Cardif-mediated signaling controls the initial innate response to dengue virus in vivo.

作者信息

Perry Stuart T, Prestwood Tyler R, Lada Steven M, Benedict Chris A, Shresta Sujan

机构信息

La Jolla Institute for Allergy and Immunology, La Jolla, CA 92037, USA.

出版信息

J Virol. 2009 Aug;83(16):8276-81. doi: 10.1128/JVI.00365-09. Epub 2009 Jun 3.

Abstract

The role of Cardif-dependent signaling in controlling dengue virus (DENV) infection and regulating type I interferon (IFN) production in vivo was examined in Cardif-deficient mice. DENV RNA levels were significantly elevated in both the serum and lymphoid tissues of Cardif(-/-) mice at early times compared to those in wild-type animals. Type I IFN production was delayed in these locales of Cardif(-/-) mice until 18 h postinfection, indicating that Cardif regulates the initial type I IFN response in lymphoid tissues.
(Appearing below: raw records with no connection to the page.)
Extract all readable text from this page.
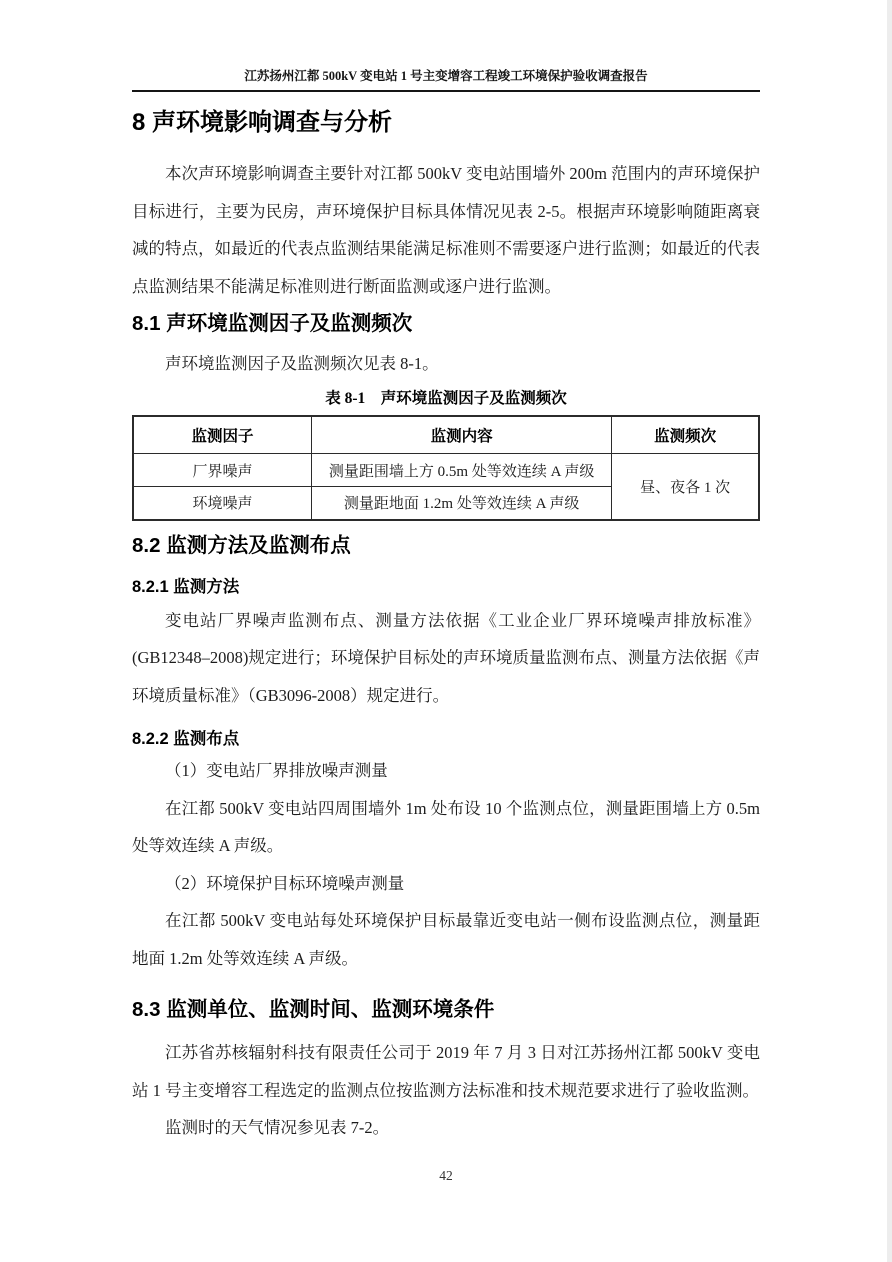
江苏扬州江都 500kV 变电站 1 号主变增容工程竣工环境保护验收调查报告
8 声环境影响调查与分析

本次声环境影响调查主要针对江都 500kV 变电站围墙外 200m 范围内的声环境保护目标进行，主要为民房，声环境保护目标具体情况见表 2-5。根据声环境影响随距离衰减的特点，如最近的代表点监测结果能满足标准则不需要逐户进行监测；如最近的代表点监测结果不能满足标准则进行断面监测或逐户进行监测。

8.1 声环境监测因子及监测频次

声环境监测因子及监测频次见表 8-1。

表 8-1　声环境监测因子及监测频次
监测因子	监测内容	监测频次
厂界噪声	测量距围墙上方 0.5m 处等效连续 A 声级	昼、夜各 1 次
环境噪声	测量距地面 1.2m 处等效连续 A 声级	
8.2 监测方法及监测布点
8.2.1 监测方法

变电站厂界噪声监测布点、测量方法依据《工业企业厂界环境噪声排放标准》(GB12348–2008)规定进行；环境保护目标处的声环境质量监测布点、测量方法依据《声环境质量标准》（GB3096-2008）规定进行。

8.2.2 监测布点

（1）变电站厂界排放噪声测量

在江都 500kV 变电站四周围墙外 1m 处布设 10 个监测点位，测量距围墙上方 0.5m 处等效连续 A 声级。

（2）环境保护目标环境噪声测量

在江都 500kV 变电站每处环境保护目标最靠近变电站一侧布设监测点位，测量距地面 1.2m 处等效连续 A 声级。

8.3 监测单位、监测时间、监测环境条件

江苏省苏核辐射科技有限责任公司于 2019 年 7 月 3 日对江苏扬州江都 500kV 变电站 1 号主变增容工程选定的监测点位按监测方法标准和技术规范要求进行了验收监测。

监测时的天气情况参见表 7-2。

42
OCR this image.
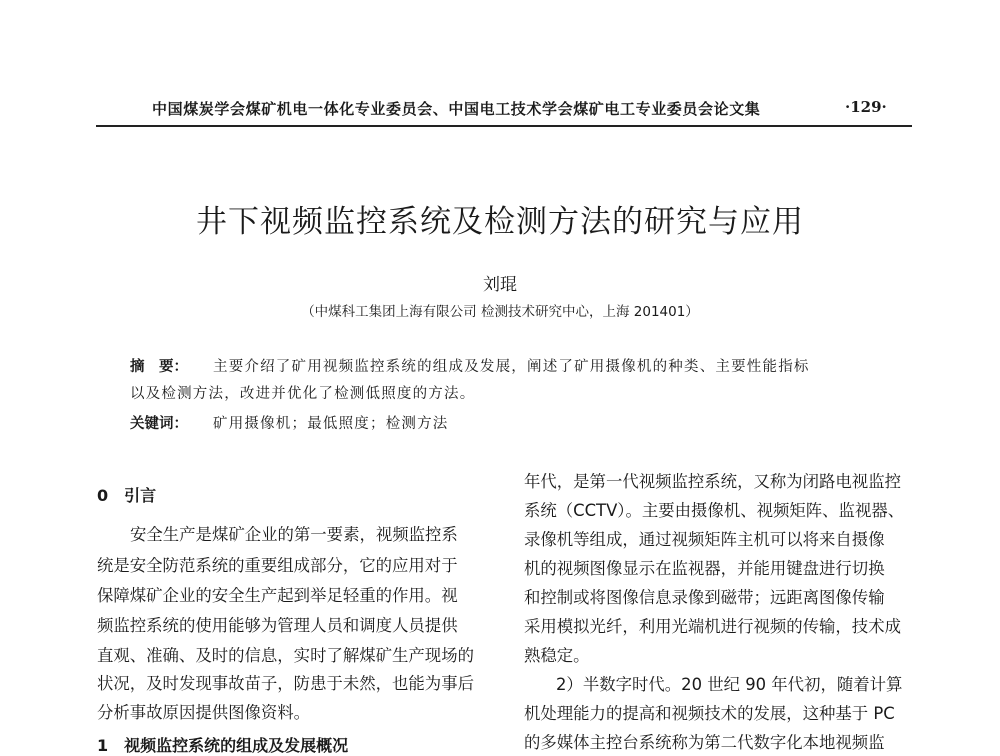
中国煤炭学会煤矿机电一体化专业委员会、中国电工技术学会煤矿电工专业委员会论文集	·129·
井下视频监控系统及检测方法的研究与应用
刘琨
（中煤科工集团上海有限公司 检测技术研究中心，上海 201401）
摘　要： 主要介绍了矿用视频监控系统的组成及发展，阐述了矿用摄像机的种类、主要性能指标
以及检测方法，改进并优化了检测低照度的方法。
关键词： 矿用摄像机；最低照度；检测方法
0　引言
安全生产是煤矿企业的第一要素，视频监控系
统是安全防范系统的重要组成部分，它的应用对于
保障煤矿企业的安全生产起到举足轻重的作用。视
频监控系统的使用能够为管理人员和调度人员提供
直观、准确、及时的信息，实时了解煤矿生产现场的
状况，及时发现事故苗子，防患于未然，也能为事后
分析事故原因提供图像资料。
1　视频监控系统的组成及发展概况
年代，是第一代视频监控系统，又称为闭路电视监控
系统（CCTV）。主要由摄像机、视频矩阵、监视器、
录像机等组成，通过视频矩阵主机可以将来自摄像
机的视频图像显示在监视器，并能用键盘进行切换
和控制或将图像信息录像到磁带；远距离图像传输
采用模拟光纤，利用光端机进行视频的传输，技术成
熟稳定。
2）半数字时代。20 世纪 90 年代初，随着计算
机处理能力的提高和视频技术的发展，这种基于 PC
的多媒体主控台系统称为第二代数字化本地视频监
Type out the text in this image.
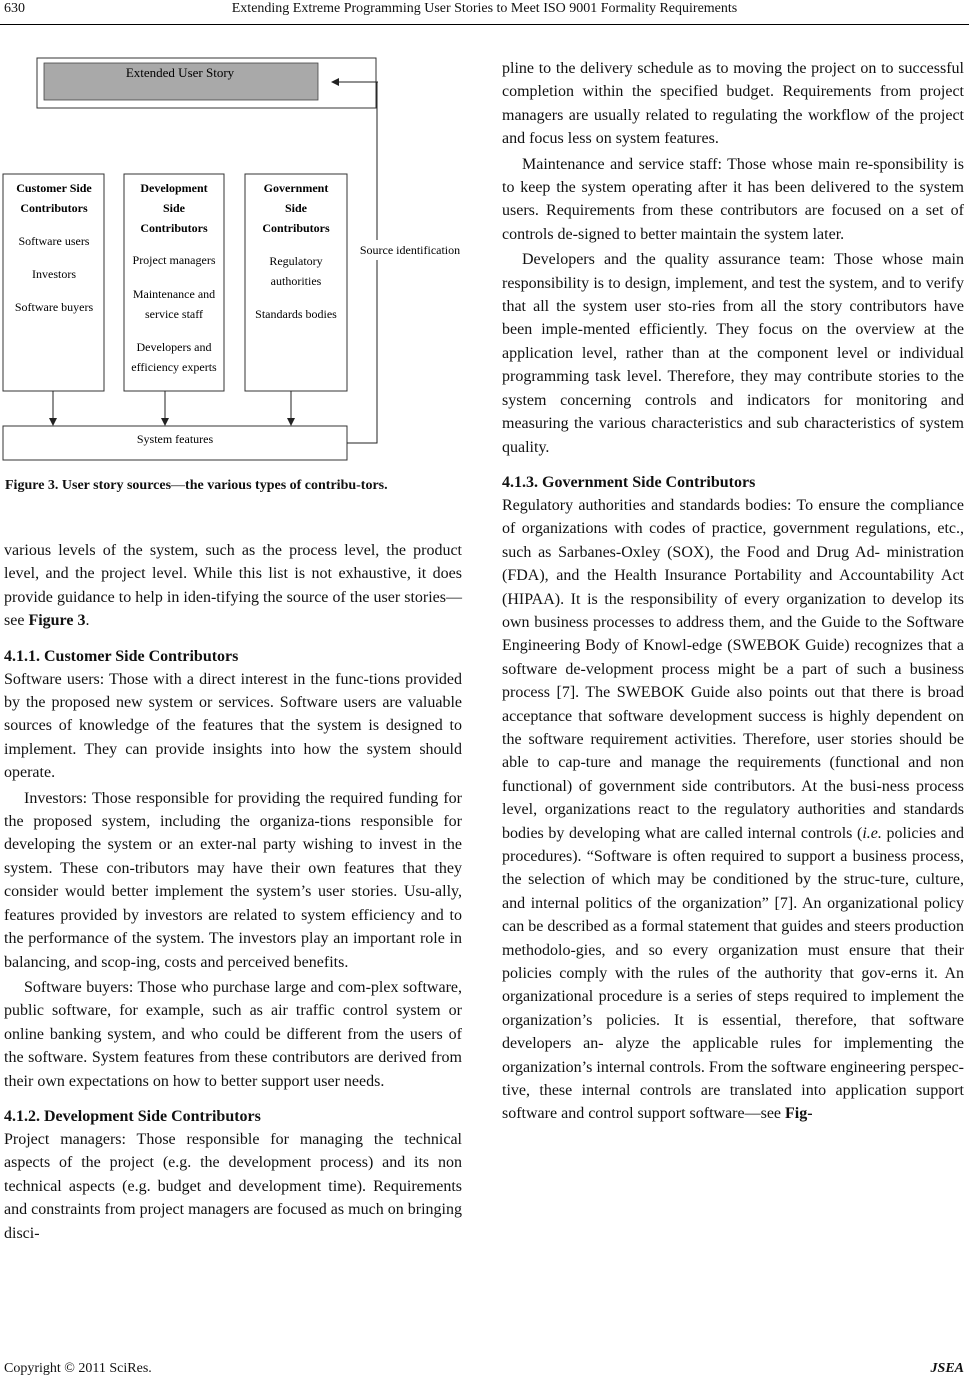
630	Extending Extreme Programming User Stories to Meet ISO 9001 Formality Requirements
Extended User Story
Customer Side
Contributors
Software users
Investors
Software buyers
Development
Side
Contributors
Project managers
Maintenance and
service staff
Developers and
efficiency experts
Government
Side
Contributors
Regulatory
authorities
Standards bodies
System features
Source identification
Figure 3. User story sources—the various types of contribu-tors.

various levels of the system, such as the process level, the product level, and the project level. While this list is not exhaustive, it does provide guidance to help in iden-tifying the source of the user stories—see Figure 3.

4.1.1. Customer Side Contributors

Software users: Those with a direct interest in the func-tions provided by the proposed new system or services. Software users are valuable sources of knowledge of the features that the system is designed to implement. They can provide insights into how the system should operate.

Investors: Those responsible for providing the required funding for the proposed system, including the organiza-tions responsible for developing the system or an exter-nal party wishing to invest in the system. These con-tributors may have their own features that they consider would better implement the system’s user stories. Usu-ally, features provided by investors are related to system efficiency and to the performance of the system. The investors play an important role in balancing, and scop-ing, costs and perceived benefits.

Software buyers: Those who purchase large and com-plex software, public software, for example, such as air traffic control system or online banking system, and who could be different from the users of the software. System features from these contributors are derived from their own expectations on how to better support user needs.

4.1.2. Development Side Contributors

Project managers: Those responsible for managing the technical aspects of the project (e.g. the development process) and its non technical aspects (e.g. budget and development time). Requirements and constraints from project managers are focused as much on bringing disci-

pline to the delivery schedule as to moving the project on to successful completion within the specified budget. Requirements from project managers are usually related to regulating the workflow of the project and focus less on system features.

Maintenance and service staff: Those whose main re-sponsibility is to keep the system operating after it has been delivered to the system users. Requirements from these contributors are focused on a set of controls de-signed to better maintain the system later.

Developers and the quality assurance team: Those whose main responsibility is to design, implement, and test the system, and to verify that all the system user sto-ries from all the story contributors have been imple-mented efficiently. They focus on the overview at the application level, rather than at the component level or individual programming task level. Therefore, they may contribute stories to the system concerning controls and indicators for monitoring and measuring the various characteristics and sub characteristics of system quality.

4.1.3. Government Side Contributors

Regulatory authorities and standards bodies: To ensure the compliance of organizations with codes of practice, government regulations, etc., such as Sarbanes-Oxley (SOX), the Food and Drug Ad- ministration (FDA), and the Health Insurance Portability and Accountability Act (HIPAA). It is the responsibility of every organization to develop its own business processes to address them, and the Guide to the Software Engineering Body of Knowl-edge (SWEBOK Guide) recognizes that a software de-velopment process might be a part of such a business process [7]. The SWEBOK Guide also points out that there is broad acceptance that software development success is highly dependent on the software requirement activities. Therefore, user stories should be able to cap-ture and manage the requirements (functional and non functional) of government side contributors. At the busi-ness process level, organizations react to the regulatory authorities and standards bodies by developing what are called internal controls (i.e. policies and procedures). “Software is often required to support a business process, the selection of which may be conditioned by the struc-ture, culture, and internal politics of the organization” [7]. An organizational policy can be described as a formal statement that guides and steers production methodolo-gies, and so every organization must ensure that their policies comply with the rules of the authority that gov-erns it. An organizational procedure is a series of steps required to implement the organization’s policies. It is essential, therefore, that software developers an- alyze the applicable rules for implementing the organization’s internal controls. From the software engineering perspec-tive, these internal controls are translated into application support software and control support software—see Fig-

Copyright © 2011 SciRes.	JSEA
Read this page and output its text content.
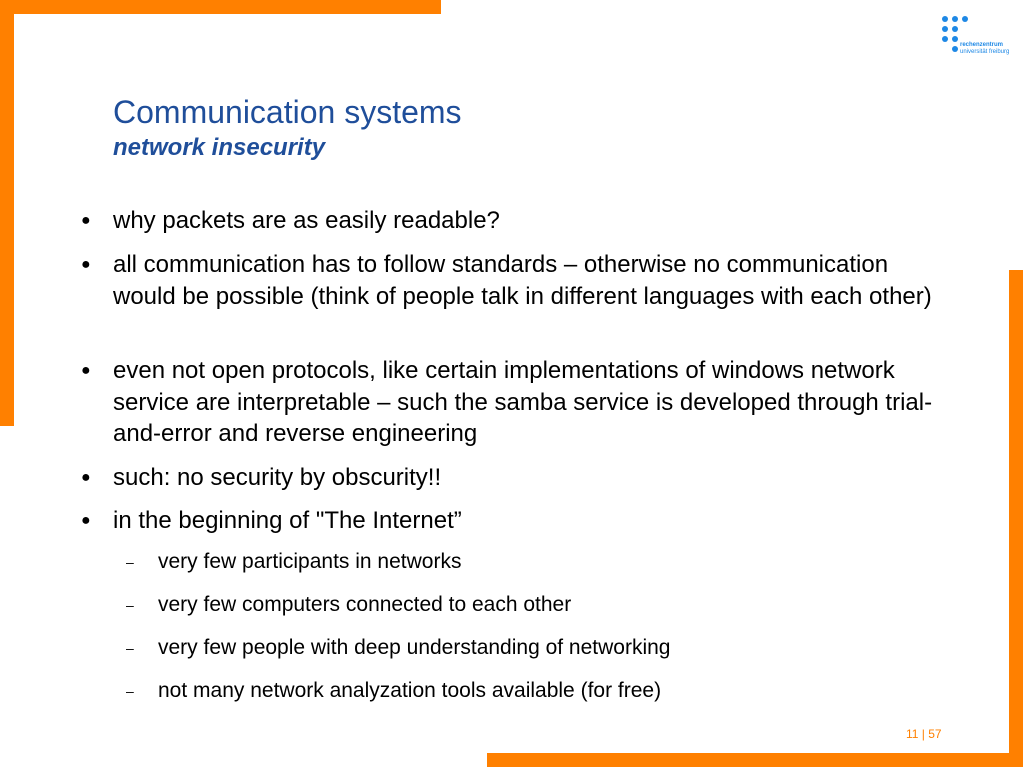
rechenzentrum
universität freiburg
Communication systems
network insecurity
● why packets are as easily readable?
● all communication has to follow standards – otherwise no communication would be possible (think of people talk in different languages with each other)
● even not open protocols, like certain implementations of windows network service are interpretable – such the samba service is developed through trial-and-error and reverse engineering
● such: no security by obscurity!!
● in the beginning of "The Internet”
– very few participants in networks
– very few computers connected to each other
– very few people with deep understanding of networking
– not many network analyzation tools available (for free)
11 | 57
In contrast, DENV viral loads in nonlymphoid tissues were similar between Cardif(-/-) and wild-type mice. These results reveal that RNA helicase-mediated sensing acts as a first line of innate defense against DENV infection in vivo and functions in a tissue-dependent manner.

摘要

在Cardif基因缺陷小鼠中研究了依赖Cardif的信号传导在体内控制登革病毒(DENV)感染和调节I型干扰素(IFN)产生中的作用。与野生型动物相比,在早期,Cardif(-/-)小鼠的血清和淋巴组织中的DENV RNA水平均显著升高。Cardif(-/-)小鼠这些部位的I型干扰素产生延迟至感染后18小时,表明Cardif调节淋巴组织中的初始I型干扰素反应。相比之下,Cardif(-/-)小鼠和野生型小鼠非淋巴组织中的DENV病毒载量相似。这些结果表明,RNA解旋酶介导的传感作为体内针对DENV感染的先天性防御的第一道防线,并以组织依赖的方式发挥作用。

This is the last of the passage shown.